I'm running into an issue with my (GKE) Kubernetes deployment's startupProbe. My container exposes a /v1/health endpoint that returns JSON with a "status" field. The probe is configured as follows:
startupProbe:
exec:
command:
- sh
- -c
- >
curl --silent --fail http://localhost:8080/v1/health |
grep --quiet -e '\"status\":\"healthy\"'
initialDelaySeconds: 20
periodSeconds: 10
timeoutSeconds: 10
failureThreshold: 18
This should allow up to 3 minutes for the app to become healthy. However, the probe keeps failing and the pod restarts, even though:
The health endpoint returns "status":"undetermined" for a while, then switches to "status":"healthy" (usually within the 3-minute window).
If I manually exec into the pod and run the probe command, it succeeds once the app is up.
k exec -ti <> -- sh -c 'curl -s http://localhost:8080/v1/health'
{"build_info":{"app_name":"<>","app_version":"<>","build_timestamp":"2025-04-16T18:08:36Z","built_by":"<>","commit_id":"<>"},"status":"healthy","uptime":"13m51.712240388s"}
Both curl and grep are present in the image.
This is the ouput when I describe the pod.

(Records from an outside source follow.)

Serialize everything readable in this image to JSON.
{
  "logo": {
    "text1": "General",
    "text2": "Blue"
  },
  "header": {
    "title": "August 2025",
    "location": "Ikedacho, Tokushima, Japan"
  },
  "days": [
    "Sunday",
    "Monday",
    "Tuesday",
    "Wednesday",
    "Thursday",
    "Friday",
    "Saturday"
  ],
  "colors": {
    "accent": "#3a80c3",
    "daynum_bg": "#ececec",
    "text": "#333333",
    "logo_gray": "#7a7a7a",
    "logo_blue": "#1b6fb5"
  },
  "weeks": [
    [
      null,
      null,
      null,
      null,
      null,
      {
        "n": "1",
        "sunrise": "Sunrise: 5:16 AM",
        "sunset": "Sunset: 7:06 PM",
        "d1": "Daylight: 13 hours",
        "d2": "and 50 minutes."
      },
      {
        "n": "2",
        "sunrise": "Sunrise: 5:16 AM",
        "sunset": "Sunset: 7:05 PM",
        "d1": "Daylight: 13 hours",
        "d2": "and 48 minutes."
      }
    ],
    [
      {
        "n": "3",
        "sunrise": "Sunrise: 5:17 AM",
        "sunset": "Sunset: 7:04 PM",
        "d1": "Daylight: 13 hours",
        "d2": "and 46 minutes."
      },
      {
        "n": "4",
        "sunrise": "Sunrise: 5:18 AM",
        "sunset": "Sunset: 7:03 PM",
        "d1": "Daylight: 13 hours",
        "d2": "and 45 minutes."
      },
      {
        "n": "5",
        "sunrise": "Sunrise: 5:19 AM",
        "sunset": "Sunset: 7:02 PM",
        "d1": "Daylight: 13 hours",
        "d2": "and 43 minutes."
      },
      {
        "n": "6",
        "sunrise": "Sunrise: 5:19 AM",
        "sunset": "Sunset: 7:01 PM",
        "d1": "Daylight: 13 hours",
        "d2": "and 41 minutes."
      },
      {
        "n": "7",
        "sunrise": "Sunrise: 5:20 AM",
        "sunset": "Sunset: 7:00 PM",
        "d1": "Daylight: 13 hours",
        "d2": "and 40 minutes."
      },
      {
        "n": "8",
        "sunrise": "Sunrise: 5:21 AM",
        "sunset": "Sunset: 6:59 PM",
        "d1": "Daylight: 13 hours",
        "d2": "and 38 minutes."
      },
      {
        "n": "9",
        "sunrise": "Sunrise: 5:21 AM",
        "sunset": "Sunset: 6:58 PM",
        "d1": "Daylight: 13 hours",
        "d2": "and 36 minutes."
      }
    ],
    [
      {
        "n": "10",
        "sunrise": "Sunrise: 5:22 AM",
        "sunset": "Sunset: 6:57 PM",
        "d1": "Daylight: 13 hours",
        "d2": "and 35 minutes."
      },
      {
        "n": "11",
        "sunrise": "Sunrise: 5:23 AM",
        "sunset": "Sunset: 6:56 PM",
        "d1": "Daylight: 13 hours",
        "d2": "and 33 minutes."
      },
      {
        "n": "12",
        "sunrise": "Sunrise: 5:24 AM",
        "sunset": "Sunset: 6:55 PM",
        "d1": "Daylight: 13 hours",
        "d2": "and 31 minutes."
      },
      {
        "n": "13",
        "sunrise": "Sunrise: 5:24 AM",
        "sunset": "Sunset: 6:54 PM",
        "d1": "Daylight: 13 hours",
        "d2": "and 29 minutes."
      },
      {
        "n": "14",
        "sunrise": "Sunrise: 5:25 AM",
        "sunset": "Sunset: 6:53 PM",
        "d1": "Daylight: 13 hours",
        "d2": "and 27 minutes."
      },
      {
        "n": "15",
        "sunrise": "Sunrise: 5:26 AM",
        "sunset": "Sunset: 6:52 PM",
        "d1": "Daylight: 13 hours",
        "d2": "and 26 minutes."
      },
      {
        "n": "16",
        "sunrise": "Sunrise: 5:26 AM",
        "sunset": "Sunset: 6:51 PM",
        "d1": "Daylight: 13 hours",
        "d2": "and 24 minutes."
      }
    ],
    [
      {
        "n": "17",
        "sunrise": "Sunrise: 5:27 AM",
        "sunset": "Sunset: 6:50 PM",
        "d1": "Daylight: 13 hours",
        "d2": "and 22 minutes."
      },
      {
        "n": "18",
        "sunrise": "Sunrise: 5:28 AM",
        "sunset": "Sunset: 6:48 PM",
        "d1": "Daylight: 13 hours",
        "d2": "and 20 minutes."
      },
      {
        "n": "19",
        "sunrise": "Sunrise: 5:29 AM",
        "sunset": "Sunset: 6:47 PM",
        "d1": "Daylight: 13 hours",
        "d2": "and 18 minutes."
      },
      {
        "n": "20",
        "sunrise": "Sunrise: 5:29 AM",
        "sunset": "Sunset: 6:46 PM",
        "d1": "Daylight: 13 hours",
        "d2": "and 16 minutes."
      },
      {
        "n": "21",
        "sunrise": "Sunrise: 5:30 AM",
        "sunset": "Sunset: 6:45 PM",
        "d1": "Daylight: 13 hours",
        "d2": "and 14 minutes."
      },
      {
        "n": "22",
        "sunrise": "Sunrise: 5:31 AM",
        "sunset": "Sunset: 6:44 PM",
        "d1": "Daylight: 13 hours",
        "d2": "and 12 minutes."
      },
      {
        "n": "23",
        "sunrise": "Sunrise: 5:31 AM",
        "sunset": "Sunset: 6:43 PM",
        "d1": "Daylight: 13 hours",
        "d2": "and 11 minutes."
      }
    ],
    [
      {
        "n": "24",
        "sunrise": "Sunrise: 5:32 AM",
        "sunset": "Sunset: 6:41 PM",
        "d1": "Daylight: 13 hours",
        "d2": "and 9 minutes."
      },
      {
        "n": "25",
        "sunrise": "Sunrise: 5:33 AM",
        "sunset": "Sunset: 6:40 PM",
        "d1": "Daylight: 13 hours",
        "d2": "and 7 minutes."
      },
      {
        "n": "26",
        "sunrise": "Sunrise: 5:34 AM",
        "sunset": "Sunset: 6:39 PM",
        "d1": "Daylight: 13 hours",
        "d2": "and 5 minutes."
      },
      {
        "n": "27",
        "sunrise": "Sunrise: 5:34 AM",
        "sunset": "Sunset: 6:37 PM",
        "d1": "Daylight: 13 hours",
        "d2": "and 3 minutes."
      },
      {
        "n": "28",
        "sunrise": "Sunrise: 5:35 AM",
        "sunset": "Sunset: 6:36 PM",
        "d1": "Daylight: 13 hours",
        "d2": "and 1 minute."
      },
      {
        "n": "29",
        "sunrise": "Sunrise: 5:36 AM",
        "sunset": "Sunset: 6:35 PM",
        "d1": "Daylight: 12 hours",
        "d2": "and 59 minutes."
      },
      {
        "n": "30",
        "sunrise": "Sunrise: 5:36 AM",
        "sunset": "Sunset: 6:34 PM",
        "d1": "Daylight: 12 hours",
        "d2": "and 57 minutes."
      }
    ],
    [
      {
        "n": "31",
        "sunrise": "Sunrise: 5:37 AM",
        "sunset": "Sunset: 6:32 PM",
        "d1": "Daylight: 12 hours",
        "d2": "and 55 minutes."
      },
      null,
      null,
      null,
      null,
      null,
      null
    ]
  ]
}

Warning Unhealthy 10m (x4 over 11m) kubelet Startup probe failed:
The health-check was eventually passing and the restart attempt stopped. The issue is that Kubernetes does not report when a health check stops failing and starts passing.
After observing and troubleshooting for a long time I finally realized this when the error counter did not increase after many minutes.